17- Si les hommes, en général, évitent de dormir tout nus, c’est que quelque chose demeure dans leur inconscient de la crainte immémoriale de se faire sodomiser, dans leur sommeil et par surprise, par un autre mâle – en rut, celui-ci. C’est également la raison pour laquelle une forte proportion d’entre eux dort plutôt sur le dos que sur le ventre. Ceux qui dorment tout nus et à plat ventre sont a priori suspects. On tient là un invariant culturel, comparable à la prohibition de l’inceste, à ce titre – mais qui a toujours beaucoup moins attiré l’attention des ethnologues, des anthropologues, allez savoir pourquoi. Claude Lévi-Strauss, qui probablement portait au lit des pyjamas de soie sauvage, n’en souffle mot.

18- Dans la vie réelle, les flics sont équipés de vraies armes et ils s’en servent – ils tuent. Dans les films, à la télé, c’est un peu différent : ils sont équipés d’une conscience morale, de scrupules et de dilemmes. Ils sont la fibre souffrante de l’humanité.

19- Absence remarquée de laïus présidentiel à l’occasion du 14 juillet.

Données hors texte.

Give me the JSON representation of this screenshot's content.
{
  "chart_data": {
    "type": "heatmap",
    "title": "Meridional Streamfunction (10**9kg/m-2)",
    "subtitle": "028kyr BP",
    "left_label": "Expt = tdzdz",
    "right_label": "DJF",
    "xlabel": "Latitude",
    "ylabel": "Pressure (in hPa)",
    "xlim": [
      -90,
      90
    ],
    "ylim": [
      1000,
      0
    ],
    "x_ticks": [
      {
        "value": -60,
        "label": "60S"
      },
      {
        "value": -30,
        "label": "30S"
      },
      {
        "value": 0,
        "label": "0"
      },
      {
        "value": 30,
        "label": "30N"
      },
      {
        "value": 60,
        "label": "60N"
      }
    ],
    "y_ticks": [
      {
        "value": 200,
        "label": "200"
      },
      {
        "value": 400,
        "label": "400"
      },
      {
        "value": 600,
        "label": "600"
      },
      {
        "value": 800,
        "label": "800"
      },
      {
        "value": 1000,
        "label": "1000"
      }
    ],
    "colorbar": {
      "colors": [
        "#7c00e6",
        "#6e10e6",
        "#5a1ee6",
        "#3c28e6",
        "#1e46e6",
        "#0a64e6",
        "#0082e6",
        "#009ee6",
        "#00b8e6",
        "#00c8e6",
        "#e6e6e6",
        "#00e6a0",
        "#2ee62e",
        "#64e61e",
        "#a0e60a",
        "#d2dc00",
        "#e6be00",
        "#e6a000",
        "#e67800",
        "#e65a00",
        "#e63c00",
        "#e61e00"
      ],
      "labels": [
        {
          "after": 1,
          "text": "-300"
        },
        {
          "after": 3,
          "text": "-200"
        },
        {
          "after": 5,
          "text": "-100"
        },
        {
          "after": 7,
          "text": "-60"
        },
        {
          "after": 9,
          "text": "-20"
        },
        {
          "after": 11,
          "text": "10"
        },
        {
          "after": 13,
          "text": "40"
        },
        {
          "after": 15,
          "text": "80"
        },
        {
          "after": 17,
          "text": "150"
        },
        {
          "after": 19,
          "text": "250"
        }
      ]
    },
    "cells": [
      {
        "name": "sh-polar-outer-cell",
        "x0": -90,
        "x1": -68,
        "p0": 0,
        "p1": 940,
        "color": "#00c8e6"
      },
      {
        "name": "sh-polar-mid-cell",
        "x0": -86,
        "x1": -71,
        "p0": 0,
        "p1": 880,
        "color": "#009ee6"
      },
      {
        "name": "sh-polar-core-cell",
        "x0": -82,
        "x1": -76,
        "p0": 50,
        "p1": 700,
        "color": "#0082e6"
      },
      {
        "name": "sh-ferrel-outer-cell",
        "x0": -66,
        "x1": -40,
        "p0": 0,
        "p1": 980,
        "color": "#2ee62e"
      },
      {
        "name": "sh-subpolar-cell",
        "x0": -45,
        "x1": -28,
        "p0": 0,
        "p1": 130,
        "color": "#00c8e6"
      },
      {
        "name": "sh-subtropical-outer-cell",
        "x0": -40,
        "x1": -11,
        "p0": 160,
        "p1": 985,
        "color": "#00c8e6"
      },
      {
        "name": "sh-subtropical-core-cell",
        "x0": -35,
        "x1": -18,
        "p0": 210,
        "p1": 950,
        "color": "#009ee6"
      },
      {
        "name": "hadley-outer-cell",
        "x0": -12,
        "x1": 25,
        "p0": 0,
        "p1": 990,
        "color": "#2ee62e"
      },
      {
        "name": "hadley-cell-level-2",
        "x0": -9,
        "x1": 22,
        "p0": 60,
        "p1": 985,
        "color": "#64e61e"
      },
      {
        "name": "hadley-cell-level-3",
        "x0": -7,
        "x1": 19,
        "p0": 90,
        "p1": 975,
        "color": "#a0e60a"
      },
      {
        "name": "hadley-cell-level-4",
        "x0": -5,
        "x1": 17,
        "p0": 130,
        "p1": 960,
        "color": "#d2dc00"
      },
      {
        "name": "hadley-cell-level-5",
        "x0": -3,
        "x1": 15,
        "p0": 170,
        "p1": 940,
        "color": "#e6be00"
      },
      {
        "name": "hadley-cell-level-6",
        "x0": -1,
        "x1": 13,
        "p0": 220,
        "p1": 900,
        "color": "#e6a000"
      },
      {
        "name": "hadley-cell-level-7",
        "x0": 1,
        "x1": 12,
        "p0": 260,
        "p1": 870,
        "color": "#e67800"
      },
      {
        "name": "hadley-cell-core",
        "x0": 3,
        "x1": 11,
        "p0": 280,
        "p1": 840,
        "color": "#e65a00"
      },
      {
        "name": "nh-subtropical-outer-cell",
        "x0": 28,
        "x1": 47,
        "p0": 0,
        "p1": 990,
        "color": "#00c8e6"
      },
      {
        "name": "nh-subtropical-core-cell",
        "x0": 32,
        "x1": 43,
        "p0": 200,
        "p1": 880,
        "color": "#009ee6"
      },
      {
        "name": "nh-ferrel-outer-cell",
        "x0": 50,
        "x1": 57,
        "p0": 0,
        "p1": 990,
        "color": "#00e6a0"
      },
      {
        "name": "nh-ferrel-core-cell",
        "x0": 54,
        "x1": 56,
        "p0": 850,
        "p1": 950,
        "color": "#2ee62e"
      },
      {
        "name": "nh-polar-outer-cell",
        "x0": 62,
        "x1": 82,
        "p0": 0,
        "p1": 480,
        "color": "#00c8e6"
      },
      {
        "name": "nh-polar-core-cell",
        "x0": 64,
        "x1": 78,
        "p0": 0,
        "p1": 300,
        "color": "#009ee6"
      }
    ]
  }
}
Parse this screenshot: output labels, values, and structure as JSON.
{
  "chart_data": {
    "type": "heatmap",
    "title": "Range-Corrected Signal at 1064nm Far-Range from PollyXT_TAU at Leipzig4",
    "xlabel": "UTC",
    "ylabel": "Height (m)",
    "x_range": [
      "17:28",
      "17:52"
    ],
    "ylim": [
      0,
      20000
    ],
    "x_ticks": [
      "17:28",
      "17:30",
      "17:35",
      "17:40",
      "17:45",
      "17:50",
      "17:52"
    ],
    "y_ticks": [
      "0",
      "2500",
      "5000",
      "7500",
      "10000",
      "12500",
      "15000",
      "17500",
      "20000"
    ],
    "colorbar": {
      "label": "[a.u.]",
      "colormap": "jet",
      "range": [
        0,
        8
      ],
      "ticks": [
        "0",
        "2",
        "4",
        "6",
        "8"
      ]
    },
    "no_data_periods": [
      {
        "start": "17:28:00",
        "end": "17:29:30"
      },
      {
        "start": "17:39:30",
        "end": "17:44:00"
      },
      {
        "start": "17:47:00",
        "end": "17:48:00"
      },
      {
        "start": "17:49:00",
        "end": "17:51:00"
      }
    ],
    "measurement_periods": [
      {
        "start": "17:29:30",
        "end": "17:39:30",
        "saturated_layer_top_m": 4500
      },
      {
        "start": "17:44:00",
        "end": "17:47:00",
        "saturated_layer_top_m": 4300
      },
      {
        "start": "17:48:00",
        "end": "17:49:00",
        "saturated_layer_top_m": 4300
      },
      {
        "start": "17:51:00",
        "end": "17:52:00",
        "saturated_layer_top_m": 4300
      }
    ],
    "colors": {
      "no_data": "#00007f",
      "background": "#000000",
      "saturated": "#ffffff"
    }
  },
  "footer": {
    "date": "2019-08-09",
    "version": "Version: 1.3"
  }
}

Difficile en effet de commémorer (autrement que par un défilé militaire agrémenté de la présence de quelques crapules de beau calibre) le souvenir d’une émeute promise à un bel avenir – par les temps qui courent, n’est-ce pas...

20- Avec la canicule, le Tour de France n’a pas été long à se transformer en Four de Transe...

Clairette Dedy

Notes

[1Aucune : ils ne rient jamais, ni l’un ni l’autre... Si, quand même, un peu : le second fait rire en ne riant jamais, le premier ne fait jamais rire en ne riant pas et ne ferait pas rire, même s’il riait – vous suivez ?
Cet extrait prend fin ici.